2. Das Wissen um Differenz und das Denken mit Rücksicht auf DifferenzStrukturen: Ein Orator, der nur von aktuellen Standardmodellen her denkt, wird wenig erfolgreich sein. Das Studium historischer Fälle lehrt ihn, daß man in jedem Setting die spezifische Differenz erkennen muß, um daran das nötige Erfolgskalkül zu eichen. Das ist der Kern der Kontingenz-Bearbeitungsstrategie, die nach Kreativität verlangt. Rhetorische Prognostik heißt hier, aus den Differenzbeobachtungen zur Vergangenheit Differenzkalküle für die zukünftigen Aufgaben abzuleiten.

3. Das Wissen um Dynamiken und das Denken mit Rücksicht auf dynamische Strukturen: Das Studium der Rhetorikgeschichte, insbesondere der Theoriegeschichte, macht deutlich, daß es zahlreiche Kontinuitäten gibt. Es scheint, als ob viel totes gelehrtes Material durch die Jahrhunderte geschleppt wird. Es zeigt sich aber auch, daß Weiterentwicklungen, Fortschreibungen und Ausdifferenzierungen stattfinden. So hat sich z.B. das rhetorische Figureninventar von 65 Figuren beim Auctor ad Herennium auf rund 200 in der Spätrenaissance erhöht.
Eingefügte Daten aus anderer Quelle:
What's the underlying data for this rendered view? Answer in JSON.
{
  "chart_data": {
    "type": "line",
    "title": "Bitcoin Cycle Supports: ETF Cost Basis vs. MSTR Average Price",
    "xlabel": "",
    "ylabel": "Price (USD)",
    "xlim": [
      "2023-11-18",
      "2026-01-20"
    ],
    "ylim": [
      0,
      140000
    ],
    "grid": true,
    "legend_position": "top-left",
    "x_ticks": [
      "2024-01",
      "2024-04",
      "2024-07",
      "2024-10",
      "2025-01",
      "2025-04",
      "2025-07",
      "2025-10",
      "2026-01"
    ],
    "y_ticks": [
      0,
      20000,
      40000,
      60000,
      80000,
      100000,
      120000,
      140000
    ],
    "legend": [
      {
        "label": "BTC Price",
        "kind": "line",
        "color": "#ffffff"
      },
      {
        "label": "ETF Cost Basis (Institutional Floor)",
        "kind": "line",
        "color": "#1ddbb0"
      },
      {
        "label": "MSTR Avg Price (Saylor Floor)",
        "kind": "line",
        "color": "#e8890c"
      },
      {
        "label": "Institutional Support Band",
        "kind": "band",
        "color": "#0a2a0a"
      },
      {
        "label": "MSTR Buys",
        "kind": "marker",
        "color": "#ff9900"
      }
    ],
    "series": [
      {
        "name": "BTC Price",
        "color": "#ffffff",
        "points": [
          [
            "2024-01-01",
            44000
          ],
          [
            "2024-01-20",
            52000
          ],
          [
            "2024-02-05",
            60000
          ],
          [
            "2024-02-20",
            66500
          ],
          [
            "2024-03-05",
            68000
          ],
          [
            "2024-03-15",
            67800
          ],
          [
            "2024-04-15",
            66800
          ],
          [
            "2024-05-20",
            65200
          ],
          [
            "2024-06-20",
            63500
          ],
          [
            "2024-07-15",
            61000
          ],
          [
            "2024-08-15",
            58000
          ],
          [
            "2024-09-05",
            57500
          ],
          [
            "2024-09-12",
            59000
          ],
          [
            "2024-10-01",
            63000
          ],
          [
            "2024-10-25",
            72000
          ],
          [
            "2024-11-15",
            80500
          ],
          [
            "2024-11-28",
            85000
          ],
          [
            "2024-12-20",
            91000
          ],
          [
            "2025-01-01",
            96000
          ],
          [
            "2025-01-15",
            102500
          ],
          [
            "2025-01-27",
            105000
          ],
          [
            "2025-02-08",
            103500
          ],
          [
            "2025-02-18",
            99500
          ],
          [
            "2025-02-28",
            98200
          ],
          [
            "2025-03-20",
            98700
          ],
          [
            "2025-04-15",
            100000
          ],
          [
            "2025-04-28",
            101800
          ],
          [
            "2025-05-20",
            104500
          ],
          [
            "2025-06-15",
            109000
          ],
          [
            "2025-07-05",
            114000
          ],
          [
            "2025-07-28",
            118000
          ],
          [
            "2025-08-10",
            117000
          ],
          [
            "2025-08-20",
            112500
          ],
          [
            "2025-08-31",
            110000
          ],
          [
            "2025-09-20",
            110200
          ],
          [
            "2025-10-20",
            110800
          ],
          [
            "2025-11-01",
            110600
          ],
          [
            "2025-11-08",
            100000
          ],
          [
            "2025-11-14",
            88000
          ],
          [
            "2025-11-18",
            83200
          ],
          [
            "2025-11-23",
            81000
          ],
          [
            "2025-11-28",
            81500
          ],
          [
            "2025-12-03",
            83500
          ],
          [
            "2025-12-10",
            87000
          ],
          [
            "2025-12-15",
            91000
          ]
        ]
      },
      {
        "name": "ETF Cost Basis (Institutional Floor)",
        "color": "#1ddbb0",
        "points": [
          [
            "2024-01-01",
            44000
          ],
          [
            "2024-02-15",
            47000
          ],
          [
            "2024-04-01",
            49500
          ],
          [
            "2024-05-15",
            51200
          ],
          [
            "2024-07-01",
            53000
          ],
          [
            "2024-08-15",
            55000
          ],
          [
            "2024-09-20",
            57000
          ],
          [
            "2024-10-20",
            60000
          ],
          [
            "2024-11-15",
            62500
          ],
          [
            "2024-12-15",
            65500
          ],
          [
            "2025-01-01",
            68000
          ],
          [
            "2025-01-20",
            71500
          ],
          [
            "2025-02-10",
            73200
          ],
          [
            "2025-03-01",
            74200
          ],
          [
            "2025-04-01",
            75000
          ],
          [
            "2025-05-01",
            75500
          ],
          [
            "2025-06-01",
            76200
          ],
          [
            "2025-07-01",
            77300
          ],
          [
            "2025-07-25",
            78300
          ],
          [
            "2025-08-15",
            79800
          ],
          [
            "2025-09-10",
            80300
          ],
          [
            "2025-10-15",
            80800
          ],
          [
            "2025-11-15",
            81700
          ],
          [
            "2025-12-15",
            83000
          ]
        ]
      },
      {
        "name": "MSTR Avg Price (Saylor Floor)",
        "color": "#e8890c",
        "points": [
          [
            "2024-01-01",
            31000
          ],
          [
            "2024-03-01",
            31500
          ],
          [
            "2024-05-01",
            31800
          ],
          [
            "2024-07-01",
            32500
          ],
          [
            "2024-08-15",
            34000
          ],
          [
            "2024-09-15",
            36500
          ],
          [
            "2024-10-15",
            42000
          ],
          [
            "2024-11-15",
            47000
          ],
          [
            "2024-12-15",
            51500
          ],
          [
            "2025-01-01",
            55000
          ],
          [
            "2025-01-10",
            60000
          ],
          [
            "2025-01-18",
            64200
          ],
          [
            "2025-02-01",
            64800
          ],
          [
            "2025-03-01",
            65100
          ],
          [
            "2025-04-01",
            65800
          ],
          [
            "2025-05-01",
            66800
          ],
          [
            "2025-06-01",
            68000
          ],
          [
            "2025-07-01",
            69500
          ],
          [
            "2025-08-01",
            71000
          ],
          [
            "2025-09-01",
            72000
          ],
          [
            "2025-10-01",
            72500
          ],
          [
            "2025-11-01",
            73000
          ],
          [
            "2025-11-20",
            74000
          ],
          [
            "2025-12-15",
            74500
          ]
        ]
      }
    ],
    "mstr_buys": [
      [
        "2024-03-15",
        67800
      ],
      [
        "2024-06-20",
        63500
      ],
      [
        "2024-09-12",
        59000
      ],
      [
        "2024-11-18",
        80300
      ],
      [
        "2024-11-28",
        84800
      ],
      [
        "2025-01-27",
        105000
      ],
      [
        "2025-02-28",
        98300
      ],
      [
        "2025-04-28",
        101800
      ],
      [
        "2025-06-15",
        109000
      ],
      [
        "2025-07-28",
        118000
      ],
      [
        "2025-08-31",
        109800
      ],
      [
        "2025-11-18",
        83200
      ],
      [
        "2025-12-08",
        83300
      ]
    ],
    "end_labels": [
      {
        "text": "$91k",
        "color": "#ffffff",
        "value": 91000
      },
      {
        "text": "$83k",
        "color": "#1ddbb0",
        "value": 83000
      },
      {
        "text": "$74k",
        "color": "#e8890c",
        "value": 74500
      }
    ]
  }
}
Oder im Barock entwickelte man diverse neue Spezialtheorien für bestimmte Kommunikationsfälle, wie z.B. die Komplimentierkunst, Hochzeitsrede, oder auch Verhaltensrhetorik (Stichwort: Knigge) usw. Wandel, Entwicklung und Anpassung sind mithin unverzichtbare Elemente einer lebendigen Rhetorik. Dies zu untersuchen ist aber das Proprium spezifisch historischer Rhetorikforschung.